GRIDtoday Logo Hewlett-Packard

DAILY NEWS AND INFORMATION FOR THE GLOBAL GRID COMMUNITY / MARCH 31, 2003: VOL. 2 NO. 13

( Previous Article )   ( Table of Contents )   ( Next Article )

Scientific Applications:

NSF STEPS TOWARD A GRID-LIKE CYBERINFRASTRUCTURE

The National Science Foundation (NSF) announces the first steps it is taking to develop a state-of-the-art cyberinfrastructure likely to revolutionize the conduct of science and engineering research and education. These steps leverage the agency's recent investments in the Extensible Terascale Facility and its six-year investments in the Partnerships for Advanced Computational Infrastructure.

The Extensible Terascale Facility (ETF) will integrate terascale computing- communication-information resources at five partner sites: the Argonne National Lab, the Center for Advanced Computing Research at the California Institute of Technology, the National Center for Supercomputing Applications at the University of Illinois at Urbana-Champaign, the Pittsburgh Supercomputer Center, and the San Diego Supercomputer Center at the University of California at San Diego. This year, NSF will add new partners to the ETF to enhance the scientific utility of this distributed, heterogeneous grid facility.

NSF plans include focused investments in both widely-shared cyberinfrastructure hardware such as compute engines, large data stores, visualization facilities and the like, and in the development of software tools that will ensure grid interoperability. Essential software tools and services will also provide researchers and educators nationwide with the support needed to enhance the effectiveness of geographically distributed and scientifically diverse cyberinfrastructure resources. NSF's plans include increasing investments in the development of domain-specific cyberinfrastructure software tools through the Information Technology Research priority area.

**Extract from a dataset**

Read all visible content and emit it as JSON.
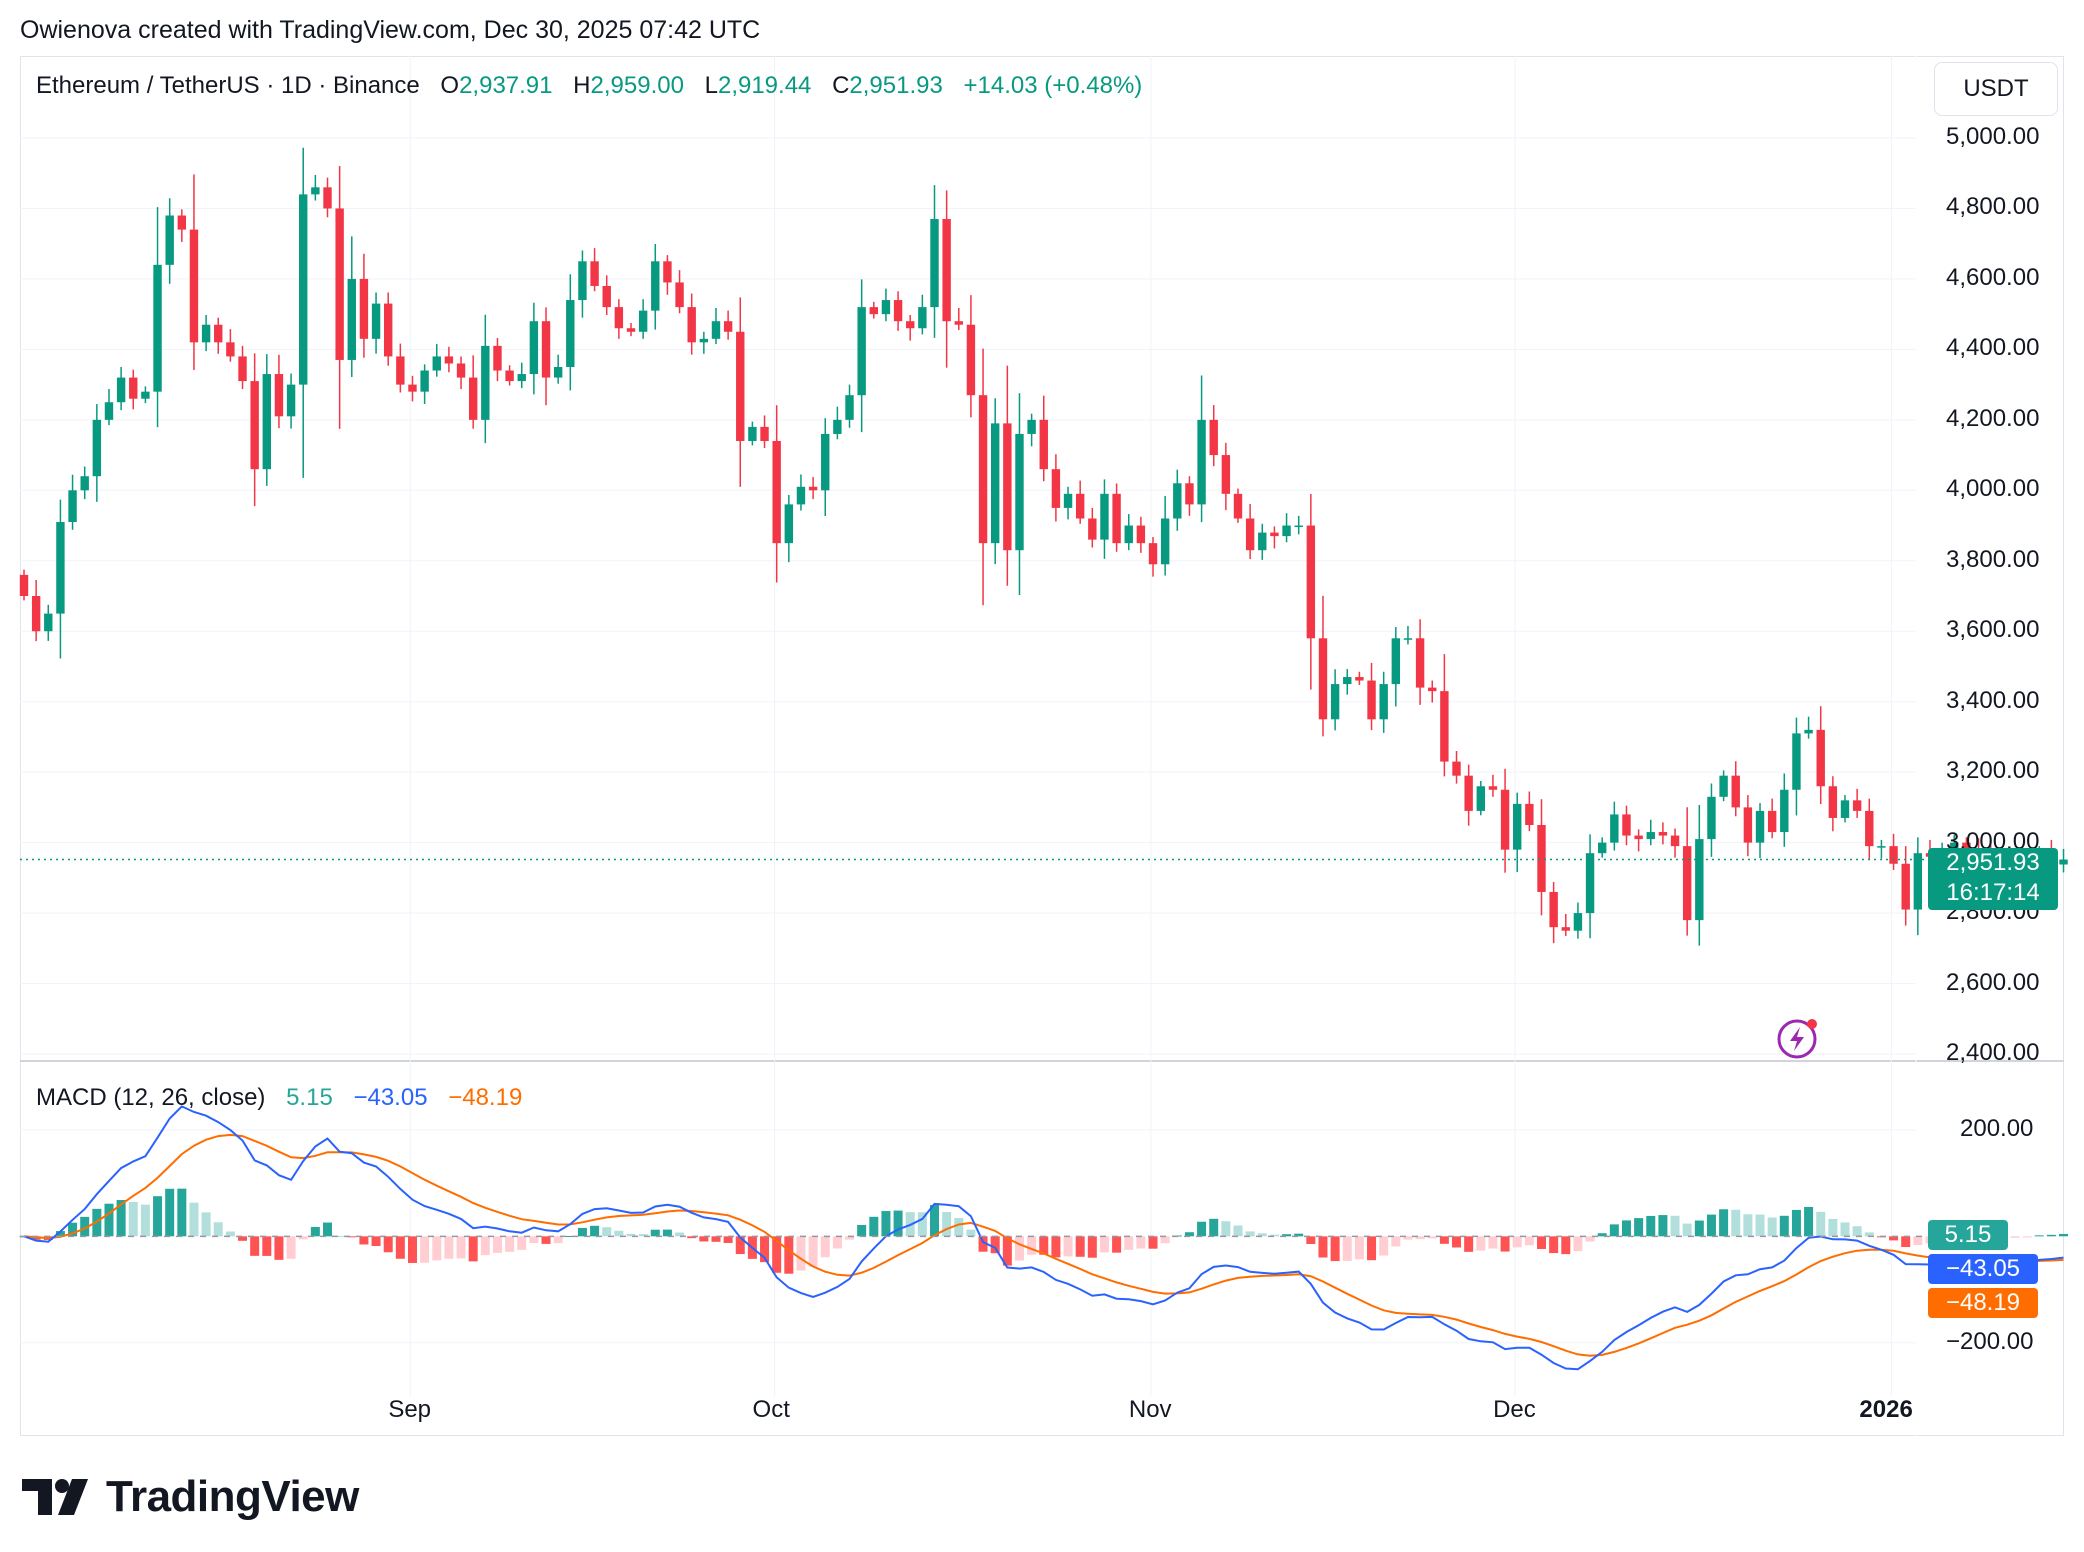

Beginning in FY2005, the nation's science and engineering researchers and educators will have access to the high-end, state-of-the-art computing- communication-information resources and services resident in the ETF resource partner sites, in one of the first demonstrations of a widely distributed heterogeneous grid computing platform. NSF plans to support the management and operations of these resources and services for a minimum of five years. To maintain a cyberinfrastructure leadership position, the agency will continuously balance the merits of upgrading existing resources and capabilities against adding new resources and capabilities at existing or new partner sites. The resulting widely distributed, shared cyberinfrastructure will advance scientific discovery, learning and innovation in areas of considerable consequence to society.

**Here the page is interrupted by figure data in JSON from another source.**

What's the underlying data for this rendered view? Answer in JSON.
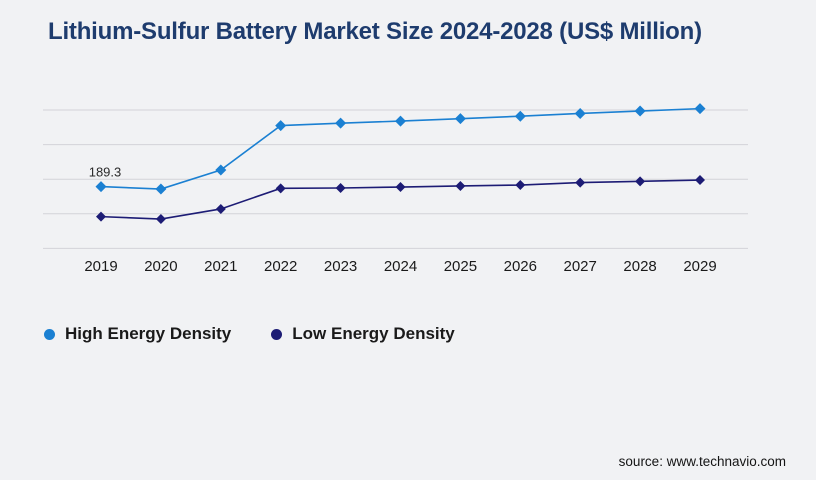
{
  "header": {
    "title": "Lithium-Sulfur Battery Market Size 2024-2028 (US$ Million)"
  },
  "chart_data": {
    "type": "line",
    "title": "Lithium-Sulfur Battery Market Size 2024-2028 (US$ Million)",
    "categories": [
      "2019",
      "2020",
      "2021",
      "2022",
      "2023",
      "2024",
      "2025",
      "2026",
      "2027",
      "2028",
      "2029"
    ],
    "series": [
      {
        "name": "High Energy Density",
        "color": "#1b80d2",
        "marker": "diamond",
        "values": [
          189.3,
          185.8,
          213.3,
          277.5,
          281.0,
          284.0,
          287.5,
          291.0,
          295.0,
          298.5,
          302.0
        ],
        "point_label": {
          "index": 0,
          "text": "189.3"
        }
      },
      {
        "name": "Low Energy Density",
        "color": "#1d1c75",
        "marker": "diamond",
        "values": [
          145.9,
          142.4,
          157.0,
          186.8,
          187.3,
          188.7,
          190.2,
          191.6,
          195.1,
          196.9,
          198.8
        ]
      }
    ],
    "xlabel": "",
    "ylabel": "",
    "ylim": [
      100,
      300
    ],
    "gridlines": [
      100,
      150,
      200,
      250,
      300
    ],
    "y_axis_labels_visible": false,
    "grid": "horizontal",
    "legend_position": "bottom-left"
  },
  "footer": {
    "source_label": "source: www.technavio.com"
  },
  "colors": {
    "background": "#f1f2f4",
    "title": "#1e3c6e",
    "gridline": "#d3d3d8",
    "tick_label": "#1a1a1a",
    "data_label": "#2b2b2b"
  }
}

NSF's Peter Freeman notes, "Today's cyberinfrastructure capability exists thanks in large measure to the successful community-building efforts of the PACI partnerships. The expertise and products provided by the PACI community have laid the grid computing groundwork and have led to advances in many areas of science, including earthquake engineering, high energy physics, bioinformatics and many others. We're deeply committed to building on the contributions of the PACI communities to make the promise of cyberinfrastructure a reality."